South Korea's military said the missiles were unlikely to have been intercontinental ballistic missiles (ICBM), which can reach the United States. The missiles flew on average 1,000 km and reached a height of 260 km.
Some of the missiles landed in waters as close as 300 km from Japan's northwest coast, Japan's Defense Minister Tomomi Inada said in Tokyo.
Japanese Prime Minister Shinzo Abe said "strong protests" had been lodged with nuclear-armed North Korea.
"The launches are clearly in violation of (United Nations) Security Council resolutions. It is an extremely dangerous action," Abe told parliament.
South Korea's acting President Hwang Kyo-ahn condemned the launches as a direct challenge to the international community and said Seoul would swiftly deploy a US anti-missile defense system despite angry objections from China.
The missiles were launched from the Tongchang-ri region near the reclusive North's border with China, South Korean military spokesman Roh Jae-cheon told a briefing. It was too early to say what the relatively low altitude indicated about the types of missiles, he said.
Joshua Pollack, editor of the US-based Non-Proliferation Review, said it did not appear the North had launched an ICBM.
"It sounds like a field exercise involving deployed missiles, probably ones we've seen before," Pollack said.
US officials, speaking on condition of anonymity, also told Reuters there were no indications so far that North Korea had tested an ICBM.
The US military said it detected and tracked what it assessed was a North Korean missile launch, but it did not pose a threat to North America.
North Korea had threatened to take "strong retaliatory measures" after South Korea and the United States began annual joint military drills on Wednesday that test their defensive readiness against possible aggression from the North.
North Korea criticizes the annual drills and has previously conducted missile launches to coincide with the exercises.
Last year, North Korea fired a long-range rocket from Tongchang-ri that put an object into orbit. That launch was condemned by the United Nations for violating resolutions that ban the use of ballistic missile technology.
North Korea test-fired a new type of missile into the sea early last month, and has said it would continue to launch new strategic weapons.
Last month's test was the first since the election of US President Donald Trump, who has vowed to rein in North Korea and its young leader, Kim Jong-un.
Trump's national security deputies have reviewed in recent meetings a range of options to counter the North's missile threat, the New York Times reported. Options include direct missile strikes on the North's launch sites and the possibility of reintroducing nuclear weapons to the South, the Times said.

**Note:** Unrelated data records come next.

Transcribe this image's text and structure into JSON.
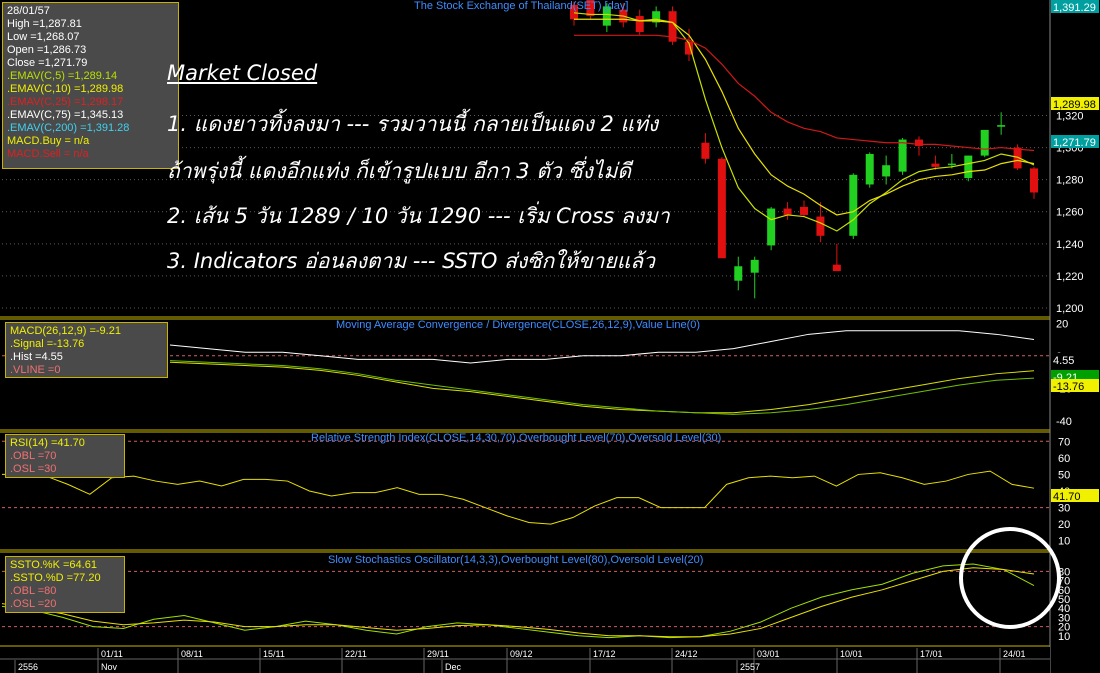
{
  "colors": {
    "bg": "#000000",
    "up": "#22d022",
    "down": "#e01010",
    "ema5": "#c8e000",
    "ema10": "#e8e000",
    "ema25": "#d01818",
    "grid": "#5a5a5a",
    "sep": "#c8b400"
  },
  "chart_title": "The Stock Exchange of Thailand(SET) [day]",
  "info": {
    "date": "28/01/57",
    "high": "High =1,287.81",
    "low": "Low =1,268.07",
    "open": "Open =1,286.73",
    "close": "Close =1,271.79",
    "ema5": ".EMAV(C,5) =1,289.14",
    "ema10": ".EMAV(C,10) =1,289.98",
    "ema25": ".EMAV(C,25) =1,298.17",
    "ema75": ".EMAV(C,75) =1,345.13",
    "ema200": ".EMAV(C,200) =1,391.28",
    "macd_buy": "MACD.Buy = n/a",
    "macd_sell": "MACD.Sell = n/a"
  },
  "notes": {
    "heading": "Market Closed",
    "line1": "1. แดงยาวทิ้งลงมา --- รวมวานนี้ กลายเป็นแดง 2 แท่ง",
    "line2": "ถ้าพรุ่งนี้ แดงอีกแท่ง ก็เข้ารูปแบบ อีกา 3 ตัว ซึ่งไม่ดี",
    "line3": "2. เส้น 5 วัน 1289 / 10 วัน 1290 --- เริ่ม Cross ลงมา",
    "line4": "3. Indicators อ่อนลงตาม --- SSTO ส่งซิกให้ขายแล้ว"
  },
  "macd": {
    "title": "Moving Average Convergence / Divergence(CLOSE,26,12,9),Value Line(0)",
    "l1": "MACD(26,12,9) =-9.21",
    "l2": ".Signal =-13.76",
    "l3": ".Hist =4.55",
    "l4": ".VLINE =0"
  },
  "rsi": {
    "title": "Relative Strength Index(CLOSE,14,30,70),Overbought Level(70),Oversold Level(30)",
    "l1": "RSI(14) =41.70",
    "l2": ".OBL =70",
    "l3": ".OSL =30"
  },
  "ssto": {
    "title": "Slow Stochastics Oscillator(14,3,3),Overbought Level(80),Oversold Level(20)",
    "l1": "SSTO.%K =64.61",
    "l2": ".SSTO.%D =77.20",
    "l3": ".OBL =80",
    "l4": ".OSL =20"
  },
  "axis": {
    "price_ticks": [
      "1,320",
      "1,300",
      "1,280",
      "1,260",
      "1,240",
      "1,220",
      "1,200"
    ],
    "price_tags": [
      "1,391.29",
      "1,289.98",
      "1,271.79"
    ],
    "macd_ticks": [
      "20",
      "0",
      "-20",
      "-40"
    ],
    "macd_tags": [
      "4.55",
      "-9.21",
      "-13.76"
    ],
    "rsi_ticks": [
      "70",
      "60",
      "50",
      "40",
      "30",
      "20",
      "10"
    ],
    "rsi_tag": "41.70",
    "ssto_ticks": [
      "80",
      "70",
      "60",
      "50",
      "40",
      "30",
      "20",
      "10"
    ],
    "date_ticks": [
      "01/11",
      "08/11",
      "15/11",
      "22/11",
      "29/11",
      "09/12",
      "17/12",
      "24/12",
      "03/01",
      "10/01",
      "17/01",
      "24/01"
    ],
    "period_labels": [
      "2556",
      "Nov",
      "Dec",
      "2557"
    ]
  },
  "chart_data": [
    {
      "type": "candlestick",
      "title": "The Stock Exchange of Thailand(SET) [day]",
      "ylim": [
        1195,
        1392
      ],
      "candles": [
        {
          "o": 1389,
          "h": 1391,
          "l": 1376,
          "c": 1380
        },
        {
          "o": 1392,
          "h": 1392,
          "l": 1380,
          "c": 1382
        },
        {
          "o": 1376,
          "h": 1390,
          "l": 1372,
          "c": 1388
        },
        {
          "o": 1386,
          "h": 1390,
          "l": 1375,
          "c": 1378
        },
        {
          "o": 1382,
          "h": 1386,
          "l": 1370,
          "c": 1372
        },
        {
          "o": 1378,
          "h": 1388,
          "l": 1375,
          "c": 1385
        },
        {
          "o": 1385,
          "h": 1388,
          "l": 1364,
          "c": 1366
        },
        {
          "o": 1366,
          "h": 1374,
          "l": 1354,
          "c": 1358
        },
        {
          "o": 1303,
          "h": 1309,
          "l": 1290,
          "c": 1293
        },
        {
          "o": 1293,
          "h": 1294,
          "l": 1271,
          "c": 1231
        },
        {
          "o": 1217,
          "h": 1232,
          "l": 1211,
          "c": 1226
        },
        {
          "o": 1222,
          "h": 1232,
          "l": 1206,
          "c": 1230
        },
        {
          "o": 1239,
          "h": 1263,
          "l": 1236,
          "c": 1262
        },
        {
          "o": 1262,
          "h": 1266,
          "l": 1255,
          "c": 1258
        },
        {
          "o": 1263,
          "h": 1267,
          "l": 1257,
          "c": 1258
        },
        {
          "o": 1257,
          "h": 1266,
          "l": 1241,
          "c": 1245
        },
        {
          "o": 1227,
          "h": 1240,
          "l": 1225,
          "c": 1223
        },
        {
          "o": 1245,
          "h": 1284,
          "l": 1243,
          "c": 1283
        },
        {
          "o": 1277,
          "h": 1297,
          "l": 1275,
          "c": 1296
        },
        {
          "o": 1282,
          "h": 1295,
          "l": 1277,
          "c": 1289
        },
        {
          "o": 1285,
          "h": 1306,
          "l": 1283,
          "c": 1305
        },
        {
          "o": 1305,
          "h": 1307,
          "l": 1295,
          "c": 1301
        },
        {
          "o": 1290,
          "h": 1295,
          "l": 1286,
          "c": 1288
        },
        {
          "o": 1290,
          "h": 1296,
          "l": 1287,
          "c": 1290
        },
        {
          "o": 1281,
          "h": 1295,
          "l": 1279,
          "c": 1295
        },
        {
          "o": 1295,
          "h": 1311,
          "l": 1294,
          "c": 1311
        },
        {
          "o": 1313,
          "h": 1322,
          "l": 1308,
          "c": 1314
        },
        {
          "o": 1300,
          "h": 1302,
          "l": 1286,
          "c": 1287
        },
        {
          "o": 1287,
          "h": 1288,
          "l": 1268,
          "c": 1272
        }
      ],
      "series": [
        {
          "name": ".EMAV(C,5)",
          "values": [
            1384,
            1383,
            1383,
            1382,
            1379,
            1380,
            1378,
            1365,
            1330,
            1300,
            1275,
            1262,
            1255,
            1258,
            1257,
            1253,
            1248,
            1255,
            1265,
            1272,
            1280,
            1285,
            1287,
            1288,
            1290,
            1292,
            1296,
            1294,
            1289.14
          ]
        },
        {
          "name": ".EMAV(C,10)",
          "values": [
            1380,
            1380,
            1380,
            1380,
            1379,
            1379,
            1378,
            1370,
            1355,
            1335,
            1312,
            1296,
            1283,
            1276,
            1271,
            1264,
            1258,
            1260,
            1267,
            1271,
            1276,
            1280,
            1282,
            1283,
            1285,
            1286,
            1290,
            1292,
            1289.98
          ]
        },
        {
          "name": ".EMAV(C,25)",
          "values": [
            1370,
            1370,
            1370,
            1370,
            1370,
            1370,
            1369,
            1367,
            1362,
            1352,
            1340,
            1332,
            1322,
            1316,
            1312,
            1310,
            1306,
            1305,
            1304,
            1303,
            1303,
            1302,
            1302,
            1301,
            1300,
            1299,
            1300,
            1299,
            1298.17
          ]
        }
      ]
    },
    {
      "type": "line",
      "title": "Moving Average Convergence / Divergence(CLOSE,26,12,9),Value Line(0)",
      "ylim": [
        -45,
        22
      ],
      "series": [
        {
          "name": "MACD(26,12,9)",
          "values": [
            -4,
            -5,
            -6,
            -7,
            -9,
            -12,
            -16,
            -20,
            -22,
            -25,
            -28,
            -31,
            -33,
            -34,
            -35,
            -35,
            -33,
            -30,
            -26,
            -22,
            -18,
            -14,
            -11,
            -9.21
          ]
        },
        {
          "name": ".Signal",
          "values": [
            -3,
            -4,
            -5,
            -6,
            -8,
            -11,
            -15,
            -18,
            -21,
            -24,
            -27,
            -30,
            -32,
            -34,
            -35,
            -36,
            -35,
            -33,
            -30,
            -26,
            -22,
            -18,
            -15,
            -13.76
          ]
        },
        {
          "name": ".Hist",
          "values": [
            3,
            2,
            1,
            1,
            0,
            -1,
            -1,
            -1,
            -2,
            -1,
            -1,
            0,
            0,
            1,
            1,
            2,
            4,
            6,
            7,
            7,
            7,
            7,
            6,
            4.55
          ]
        },
        {
          "name": ".VLINE",
          "values": [
            0,
            0,
            0,
            0,
            0,
            0,
            0,
            0,
            0,
            0,
            0,
            0,
            0,
            0,
            0,
            0,
            0,
            0,
            0,
            0,
            0,
            0,
            0,
            0
          ]
        }
      ]
    },
    {
      "type": "line",
      "title": "Relative Strength Index(CLOSE,14,30,70),Overbought Level(70),Oversold Level(30)",
      "ylim": [
        5,
        75
      ],
      "series": [
        {
          "name": "RSI(14)",
          "values": [
            50,
            50,
            49,
            44,
            38,
            48,
            49,
            46,
            44,
            46,
            43,
            47,
            47,
            46,
            40,
            37,
            39,
            39,
            42,
            38,
            38,
            35,
            30,
            25,
            21,
            20,
            24,
            31,
            36,
            36,
            30,
            30,
            30,
            44,
            48,
            49,
            48,
            49,
            43,
            50,
            51,
            48,
            44,
            46,
            50,
            52,
            44,
            41.7
          ]
        }
      ],
      "levels": [
        70,
        30
      ]
    },
    {
      "type": "line",
      "title": "Slow Stochastics Oscillator(14,3,3),Overbought Level(80),Oversold Level(20)",
      "ylim": [
        0,
        100
      ],
      "series": [
        {
          "name": "SSTO.%K",
          "values": [
            42,
            38,
            30,
            20,
            18,
            28,
            32,
            24,
            16,
            20,
            26,
            22,
            16,
            12,
            20,
            24,
            22,
            18,
            14,
            10,
            8,
            10,
            8,
            9,
            15,
            25,
            40,
            52,
            60,
            66,
            78,
            86,
            88,
            82,
            64.61
          ]
        },
        {
          "name": ".SSTO.%D",
          "values": [
            45,
            40,
            34,
            26,
            22,
            24,
            27,
            25,
            20,
            20,
            22,
            22,
            19,
            16,
            18,
            21,
            22,
            20,
            17,
            13,
            10,
            10,
            9,
            9,
            12,
            18,
            30,
            42,
            52,
            60,
            70,
            80,
            84,
            82,
            77.2
          ]
        }
      ],
      "levels": [
        80,
        20
      ]
    }
  ]
}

Those options will soon be presented to Trump and his top national security aides, the report said, quoting US administration officials.
The United States withdrew nuclear weapons from South Korea in 1991 before the rival Koreas signed a declaration on denuclearization of the Korean peninsula. North Korea has since walked away from the agreement, citing the threat of invasion by the United States.
North Korea conducted its fifth and most powerful nuclear test last September, following what the United States said was an "unprecedented" level of activity in its banned nuclear and missile programs.
State media said after that test Pyongyang had used a nuclear warhead small enough to mount on a ballistic missile.
The United States has about 28,500 troops and equipment stationed in the South, and plans to roll out the Terminal High Altitude Area Defense (THAAD) anti-missile defense system by the end of the year.
Japan also plans to reinforce its ballistic missile defenses and is considering buying either THAAD or building a ground-based version of the Aegis system that is currently deployed on ships in the Sea of Japan.